Today’s 24/7 news cycle shows us that instant journalists have taken over a majority of the news. I watched the news in horror this morning as two separate incidents caught my attention — the first being a July 4 fireworks accident and the second being almost unbelievable footage of two young women being bounced like billiard balls into buildings and power lines as their parasail broke away from its tether.
Both of these events were captured on handheld devices, most likely cell phones. And the footage looked like high-quality digital feeds from a news station. Sure enough, the technology is really improving so that almost everyone is a would-be journalist.
And there, my friend, is the issue for PR people: daily, instant and uncontrollable observations and postings about our clients. The fast food industry comes to mind.
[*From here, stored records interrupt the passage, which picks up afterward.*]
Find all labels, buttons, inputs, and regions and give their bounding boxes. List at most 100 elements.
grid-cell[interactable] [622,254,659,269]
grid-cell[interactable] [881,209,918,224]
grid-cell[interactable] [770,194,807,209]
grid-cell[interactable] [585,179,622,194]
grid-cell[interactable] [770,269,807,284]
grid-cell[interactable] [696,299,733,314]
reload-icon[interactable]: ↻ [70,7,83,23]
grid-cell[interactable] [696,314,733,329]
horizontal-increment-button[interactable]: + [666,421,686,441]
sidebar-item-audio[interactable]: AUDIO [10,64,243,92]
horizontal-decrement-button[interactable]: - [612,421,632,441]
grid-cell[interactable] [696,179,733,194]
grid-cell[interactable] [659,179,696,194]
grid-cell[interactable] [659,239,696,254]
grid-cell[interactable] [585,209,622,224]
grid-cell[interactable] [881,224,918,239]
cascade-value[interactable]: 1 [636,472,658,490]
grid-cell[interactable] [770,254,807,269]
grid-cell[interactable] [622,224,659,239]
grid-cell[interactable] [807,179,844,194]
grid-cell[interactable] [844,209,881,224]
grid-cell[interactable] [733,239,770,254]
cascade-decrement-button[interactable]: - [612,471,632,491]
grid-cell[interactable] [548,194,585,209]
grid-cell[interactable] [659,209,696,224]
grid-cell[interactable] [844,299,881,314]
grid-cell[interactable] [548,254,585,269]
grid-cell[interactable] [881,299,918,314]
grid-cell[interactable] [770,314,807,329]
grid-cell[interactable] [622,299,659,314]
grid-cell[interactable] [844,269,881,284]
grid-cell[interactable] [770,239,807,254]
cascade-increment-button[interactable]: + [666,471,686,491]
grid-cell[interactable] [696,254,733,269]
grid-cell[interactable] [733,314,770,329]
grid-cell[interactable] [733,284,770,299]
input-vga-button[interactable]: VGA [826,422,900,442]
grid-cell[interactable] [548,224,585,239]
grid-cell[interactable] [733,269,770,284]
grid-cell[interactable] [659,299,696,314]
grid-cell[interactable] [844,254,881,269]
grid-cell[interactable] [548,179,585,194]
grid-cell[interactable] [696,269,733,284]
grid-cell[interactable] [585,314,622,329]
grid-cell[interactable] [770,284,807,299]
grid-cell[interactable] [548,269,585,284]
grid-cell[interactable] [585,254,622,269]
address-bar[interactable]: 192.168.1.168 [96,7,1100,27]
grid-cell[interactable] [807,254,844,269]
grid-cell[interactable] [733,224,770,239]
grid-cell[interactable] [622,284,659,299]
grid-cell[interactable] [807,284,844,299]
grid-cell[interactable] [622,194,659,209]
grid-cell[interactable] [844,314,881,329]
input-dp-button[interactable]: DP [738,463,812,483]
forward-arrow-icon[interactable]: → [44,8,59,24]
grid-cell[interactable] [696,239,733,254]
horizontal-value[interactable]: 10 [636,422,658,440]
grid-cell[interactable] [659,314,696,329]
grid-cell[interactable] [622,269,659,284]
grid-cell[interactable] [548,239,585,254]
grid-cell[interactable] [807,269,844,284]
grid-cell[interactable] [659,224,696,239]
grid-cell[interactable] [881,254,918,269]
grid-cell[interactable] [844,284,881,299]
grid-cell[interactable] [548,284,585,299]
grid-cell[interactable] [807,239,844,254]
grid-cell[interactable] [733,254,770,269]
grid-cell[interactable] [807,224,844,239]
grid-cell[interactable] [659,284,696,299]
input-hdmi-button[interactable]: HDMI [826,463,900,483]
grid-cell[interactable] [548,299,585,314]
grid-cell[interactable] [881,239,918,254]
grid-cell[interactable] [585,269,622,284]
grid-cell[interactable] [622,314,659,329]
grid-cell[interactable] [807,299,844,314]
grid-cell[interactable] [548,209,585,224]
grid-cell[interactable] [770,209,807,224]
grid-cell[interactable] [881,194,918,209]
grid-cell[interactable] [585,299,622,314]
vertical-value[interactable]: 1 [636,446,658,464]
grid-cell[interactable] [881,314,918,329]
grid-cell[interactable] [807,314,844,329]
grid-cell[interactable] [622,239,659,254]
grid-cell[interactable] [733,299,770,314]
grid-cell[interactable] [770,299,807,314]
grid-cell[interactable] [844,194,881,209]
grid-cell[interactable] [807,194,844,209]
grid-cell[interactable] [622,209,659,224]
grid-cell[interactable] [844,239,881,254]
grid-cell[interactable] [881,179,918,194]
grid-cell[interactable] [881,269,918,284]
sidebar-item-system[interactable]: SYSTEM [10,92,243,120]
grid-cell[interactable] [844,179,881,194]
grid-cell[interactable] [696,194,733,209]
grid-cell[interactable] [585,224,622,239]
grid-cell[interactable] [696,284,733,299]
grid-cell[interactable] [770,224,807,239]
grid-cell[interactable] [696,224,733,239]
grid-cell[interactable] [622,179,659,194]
Someone wants to be cool, so he videotapes his colleague flipping burgers, who thinks it’s funny when he spits on the quarter-pound of Angus beef. Oops, that video just went viral. What, as the company talking head, are you going to do?
Oh, and by the way, they released it at midnight, and it took 10 hours for you to be notified. Ring, ring. It’s the national networks calling you, the spox for Big Burger World.
Let’s cut to the chase: We are not in control. So how do we deal with the randomness, the out-of-the-blue smackdown that endangers our client’s reputation? Plan, plan and then plan. Sure, nobody likes to do worst-case scenario, crisis planning. The, “That can never happen to me,” while always naïve, is now, more than ever, unlikely.
I implore those who are handling the reputation of their companies to sit down, list a bunch of wild, almost inconceivable occurrences and then talk through potential responses. Do this regularly. Write down in very specific detail what you’d do, who would do it and what messages are appropriate. Catalogue, dialogue and demonstrate you are ready for the unreal.
Personally, I just want cheese on my burger. And hold the fries.